I want to talk about two aspects of the modernisation of health care in particular: the National Institute for Health and Clinical Excellence and hospital reconfigurations. NICE has been much maligned recently, particularly because it appears to be stopping extraordinarily useful drugs getting to patients, and appears to be impeding innovation. It is partly responsible for the UK’s slow uptake of new drugs, which is not half a bad thing when one considers the speed with which Vioxx was taken up, and the problems that that caused.

I strongly support NICE, but several criticisms of it can be made. Does it do everything right? Does it get the selection of expert advisers right? The technology appraisal committees are all generalist in nature, so they must depend on expert advisers; the system must be absolutely right. Is the NICE process as fast as it should be? Is the method of selecting the therapies that it examines appropriate? Somehow we must allow it to approve more drugs for use, which means lowering the cost-benefit ratio so that drugs to combat diseases such as Alzheimer’s become affordable.

There is a great deal of discussion about drugs for wet age-related macular degeneration.
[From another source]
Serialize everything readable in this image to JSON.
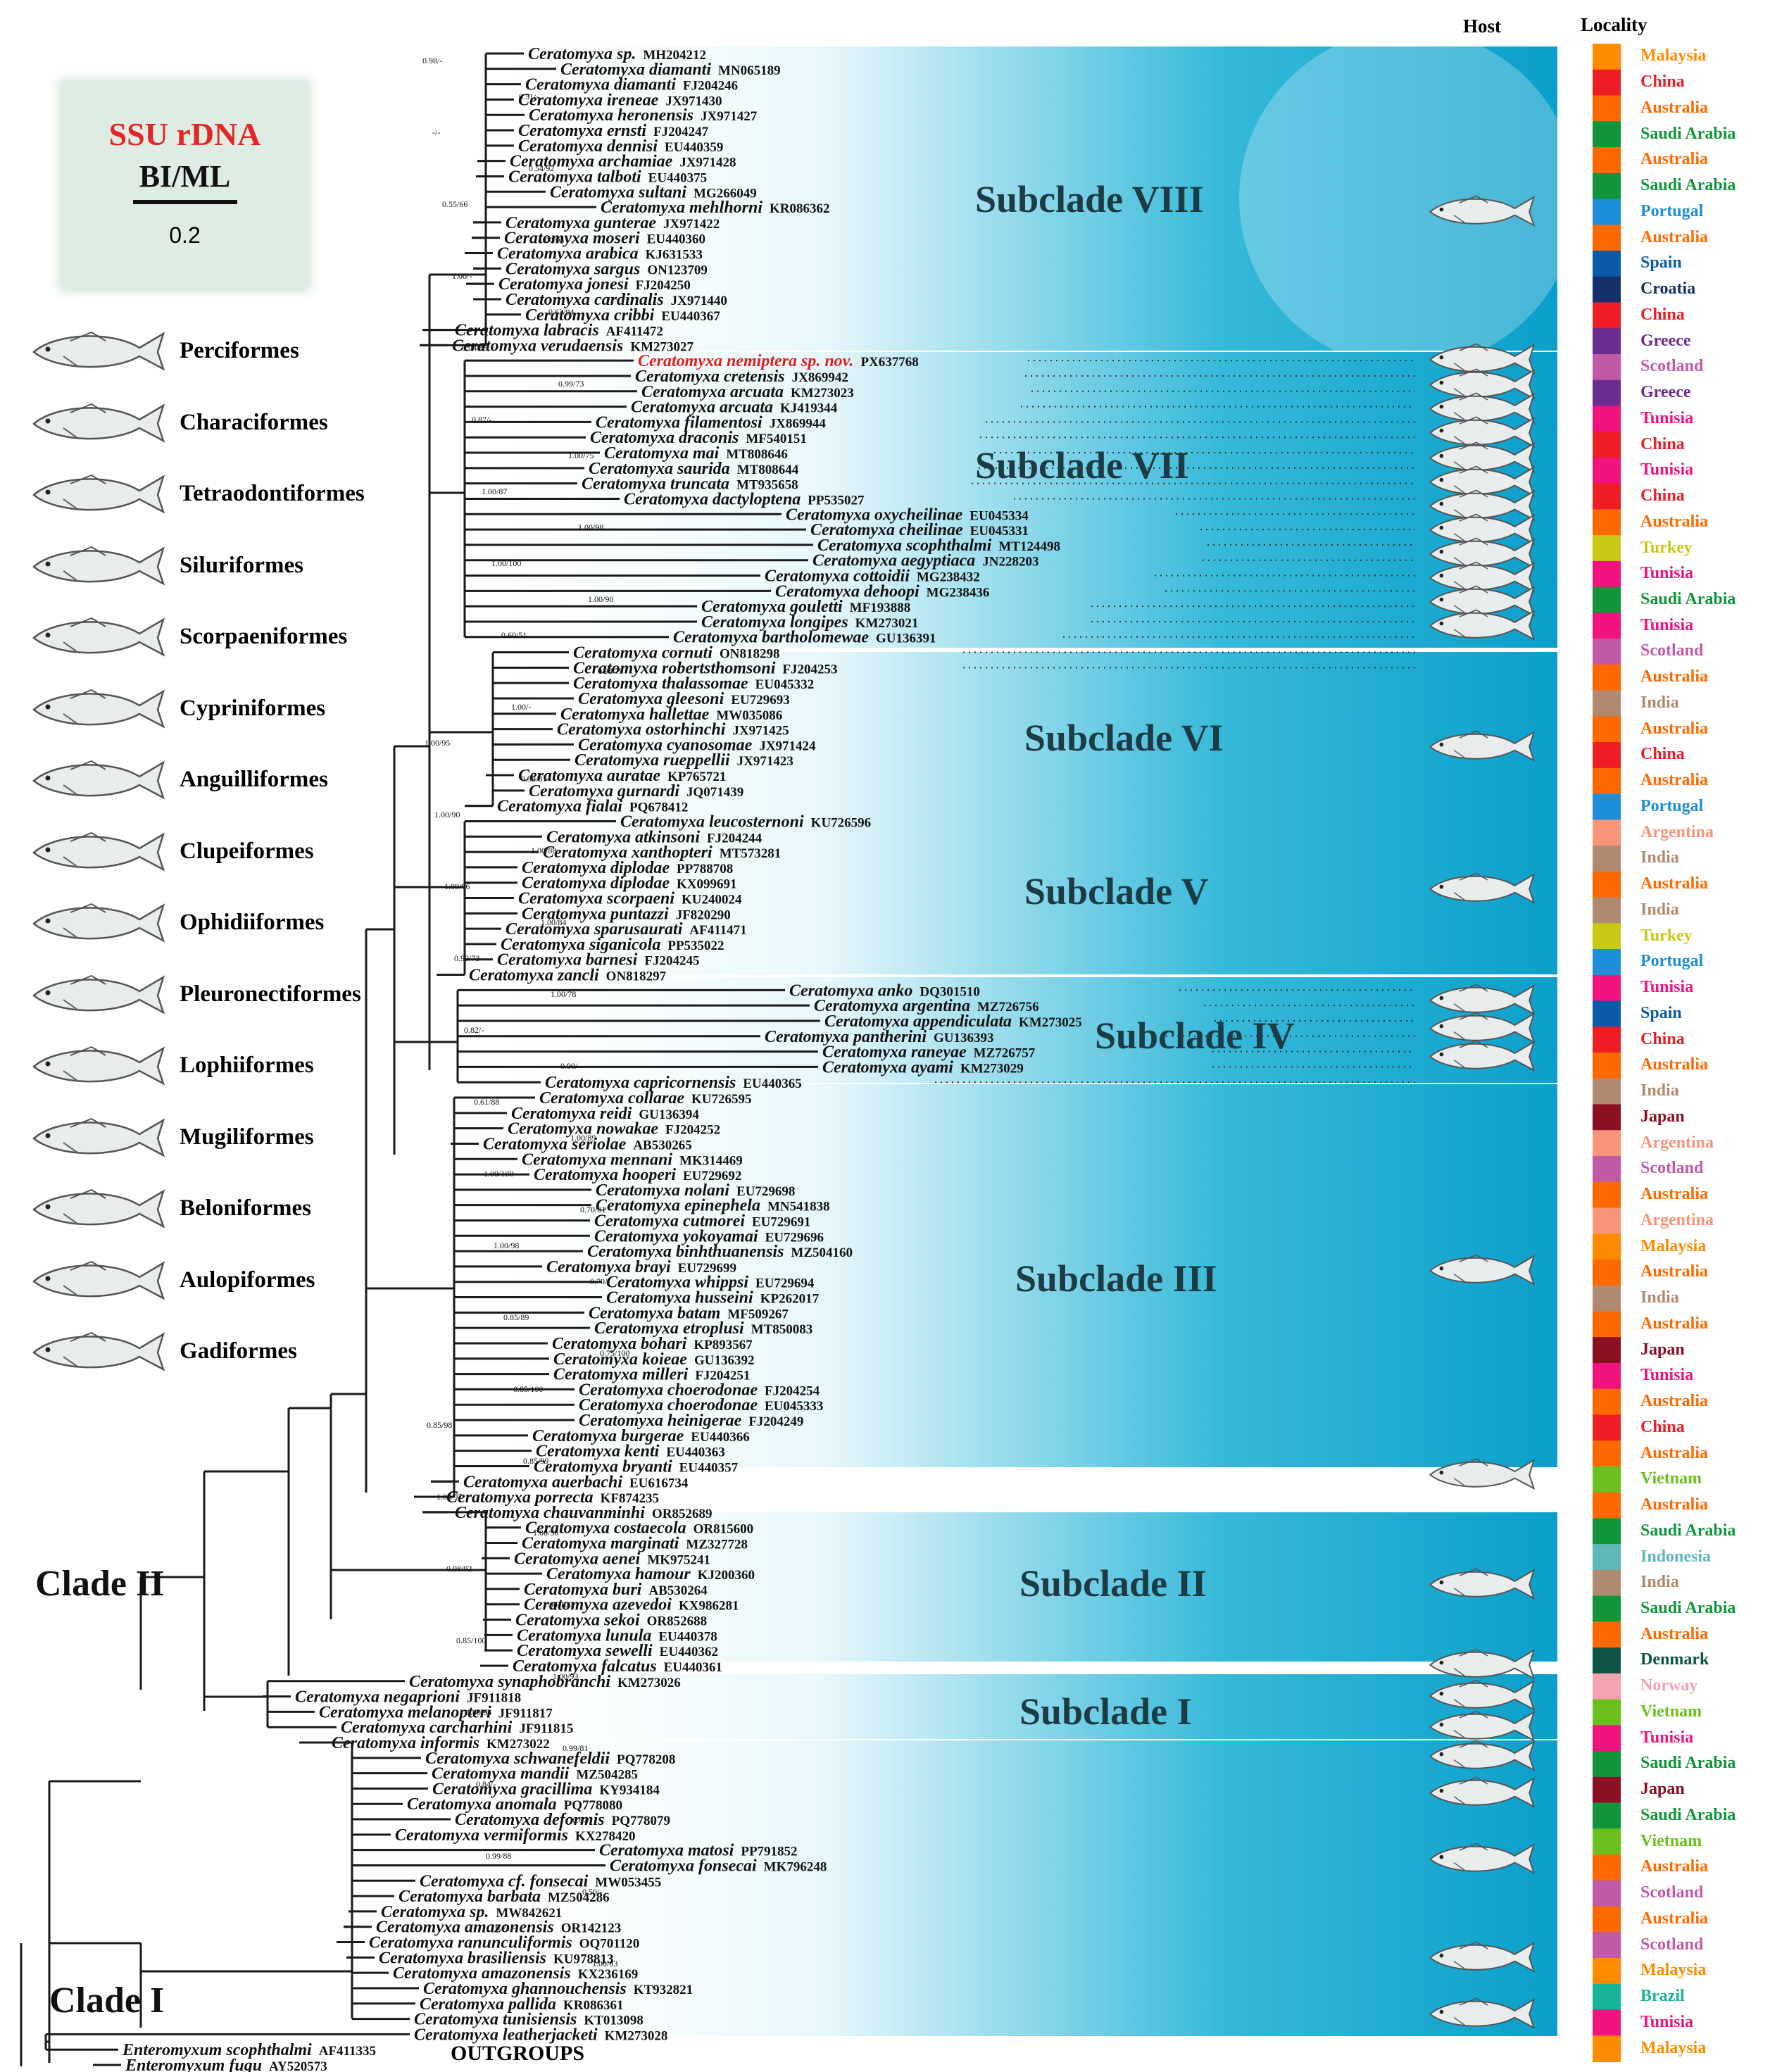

I believe that they will cost about £6,000 a course, per patient. The chief executive of my primary care trust tells me that this will cause such a crisis in the NHS that it could well lead to a major rethink of the role of NICE and the way in which it works.

Mr. Stewart Jackson (Peterborough) (Con): What would the hon. Gentleman say to taxpaying constituents of mine who suffer from Alzheimer’s or breast cancer and are told that they cannot receive the appropriate drugs, while the Government make a value judgment that convicted drug dealers and drug abusers in prisons can have drugs because of the Human Rights Act 1998? Does he think that a strange set of priorities for any Government to pursue?